Paul Carnot (16 January 1869, in Limoges – 1 April 1957, in Paris) was a French physician.
He served as médecin des hôpitaux in Paris, becoming a professor of therapeutic medicine in 1918 to the Paris medical faculty. In 1922 he was elected as a member to the Académie de Médecine.[1]
In 1906 he coined the term hémopoïétine (hemopoietin) to define a humoral factor he believed was responsible for regulation of red blood cell production. This being based on experiments with laboratory rabbits that he conducted with his graduate student Clotilde-Camille DeFlandre.[2] They noticed that an increase of reticulocytes in normal rabbits occurred following the injection of blood plasma taken from anemic donor rabbits who had earlier been subject to bloodletting.[3] Findings from their research were published in a paper titled Sur l'activité hémopoïétique du sérum au cours de la régénération du sang (On the hemopoietic activity of serum during the regeneration of blood).[4]

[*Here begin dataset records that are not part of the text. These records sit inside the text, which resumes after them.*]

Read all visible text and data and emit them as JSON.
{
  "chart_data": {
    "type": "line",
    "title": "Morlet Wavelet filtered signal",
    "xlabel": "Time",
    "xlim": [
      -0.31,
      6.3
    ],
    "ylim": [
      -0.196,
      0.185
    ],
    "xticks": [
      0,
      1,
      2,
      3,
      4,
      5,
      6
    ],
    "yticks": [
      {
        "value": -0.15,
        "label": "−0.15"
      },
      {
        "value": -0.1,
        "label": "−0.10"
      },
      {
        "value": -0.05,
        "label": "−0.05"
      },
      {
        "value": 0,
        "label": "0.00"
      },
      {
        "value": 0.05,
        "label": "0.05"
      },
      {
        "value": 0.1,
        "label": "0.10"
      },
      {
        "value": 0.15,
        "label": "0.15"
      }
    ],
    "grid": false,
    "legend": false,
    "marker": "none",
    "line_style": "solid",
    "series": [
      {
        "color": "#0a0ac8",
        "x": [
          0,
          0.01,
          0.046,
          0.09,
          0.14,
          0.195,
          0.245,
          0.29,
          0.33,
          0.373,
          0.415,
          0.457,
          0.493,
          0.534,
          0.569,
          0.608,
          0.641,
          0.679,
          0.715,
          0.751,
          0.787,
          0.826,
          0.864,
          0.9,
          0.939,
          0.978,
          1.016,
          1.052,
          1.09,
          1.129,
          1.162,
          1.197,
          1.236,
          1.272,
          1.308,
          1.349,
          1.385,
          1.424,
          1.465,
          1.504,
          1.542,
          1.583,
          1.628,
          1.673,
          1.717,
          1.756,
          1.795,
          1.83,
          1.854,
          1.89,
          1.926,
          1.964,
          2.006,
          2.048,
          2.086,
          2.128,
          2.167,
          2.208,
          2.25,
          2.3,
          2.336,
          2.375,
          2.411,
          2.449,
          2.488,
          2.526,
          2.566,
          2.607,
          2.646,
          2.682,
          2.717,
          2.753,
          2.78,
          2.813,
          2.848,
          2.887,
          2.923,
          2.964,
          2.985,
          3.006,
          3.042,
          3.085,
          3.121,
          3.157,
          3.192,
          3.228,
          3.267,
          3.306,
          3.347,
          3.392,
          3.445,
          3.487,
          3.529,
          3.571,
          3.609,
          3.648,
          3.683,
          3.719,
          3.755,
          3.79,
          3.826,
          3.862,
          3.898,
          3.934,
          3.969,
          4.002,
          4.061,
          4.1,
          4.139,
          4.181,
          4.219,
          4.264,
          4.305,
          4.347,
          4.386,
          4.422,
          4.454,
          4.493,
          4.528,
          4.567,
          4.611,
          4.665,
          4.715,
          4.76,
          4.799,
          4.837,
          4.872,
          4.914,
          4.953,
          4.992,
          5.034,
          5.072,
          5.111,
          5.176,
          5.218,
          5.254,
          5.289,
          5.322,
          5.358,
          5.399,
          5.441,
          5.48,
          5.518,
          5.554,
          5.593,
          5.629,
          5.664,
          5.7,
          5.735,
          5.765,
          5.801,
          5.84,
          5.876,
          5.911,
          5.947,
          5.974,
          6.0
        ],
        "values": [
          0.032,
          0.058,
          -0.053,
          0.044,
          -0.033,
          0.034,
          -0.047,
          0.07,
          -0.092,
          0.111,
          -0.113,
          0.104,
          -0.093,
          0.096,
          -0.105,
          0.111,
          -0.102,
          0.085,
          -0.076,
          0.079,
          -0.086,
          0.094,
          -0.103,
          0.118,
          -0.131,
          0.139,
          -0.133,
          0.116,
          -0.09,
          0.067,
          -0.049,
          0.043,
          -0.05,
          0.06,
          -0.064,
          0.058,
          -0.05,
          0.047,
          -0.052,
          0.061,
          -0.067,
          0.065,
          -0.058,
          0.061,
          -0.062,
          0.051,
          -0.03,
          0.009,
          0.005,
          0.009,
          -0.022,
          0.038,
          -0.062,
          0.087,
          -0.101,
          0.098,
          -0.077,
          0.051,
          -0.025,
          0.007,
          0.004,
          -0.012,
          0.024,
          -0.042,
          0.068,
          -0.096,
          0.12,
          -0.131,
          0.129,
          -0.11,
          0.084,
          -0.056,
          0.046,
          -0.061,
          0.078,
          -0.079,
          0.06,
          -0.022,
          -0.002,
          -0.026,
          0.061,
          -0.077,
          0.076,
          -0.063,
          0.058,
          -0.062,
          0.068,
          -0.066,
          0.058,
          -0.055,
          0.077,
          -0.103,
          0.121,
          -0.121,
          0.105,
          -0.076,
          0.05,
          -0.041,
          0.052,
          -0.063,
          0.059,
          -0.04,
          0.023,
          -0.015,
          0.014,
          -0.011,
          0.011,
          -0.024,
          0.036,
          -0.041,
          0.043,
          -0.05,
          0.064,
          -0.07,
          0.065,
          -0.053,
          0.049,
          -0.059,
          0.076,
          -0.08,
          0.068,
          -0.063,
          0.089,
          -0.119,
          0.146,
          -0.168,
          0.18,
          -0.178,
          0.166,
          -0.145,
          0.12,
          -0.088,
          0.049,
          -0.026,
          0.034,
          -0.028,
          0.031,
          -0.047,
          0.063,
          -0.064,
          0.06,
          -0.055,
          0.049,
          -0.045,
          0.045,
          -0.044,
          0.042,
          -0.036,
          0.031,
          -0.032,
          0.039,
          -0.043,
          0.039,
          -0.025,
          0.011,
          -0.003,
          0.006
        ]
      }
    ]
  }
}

Carnot was the author of numerous treatises on a wide array of medical subjects. With Paul Brouardel (1837–1906), Augustin Nicolas Gilbert (1858–1927) and others, he published the multi-volume Nouveau traité de médecine et de thérapeutique. The following are a few of his better known writings:
His great-grand-father was Lazare Carnot, a French general,[5] his father, Marie Adolphe Carnot was an engineer, head of the French École des Mines de Paris.[6]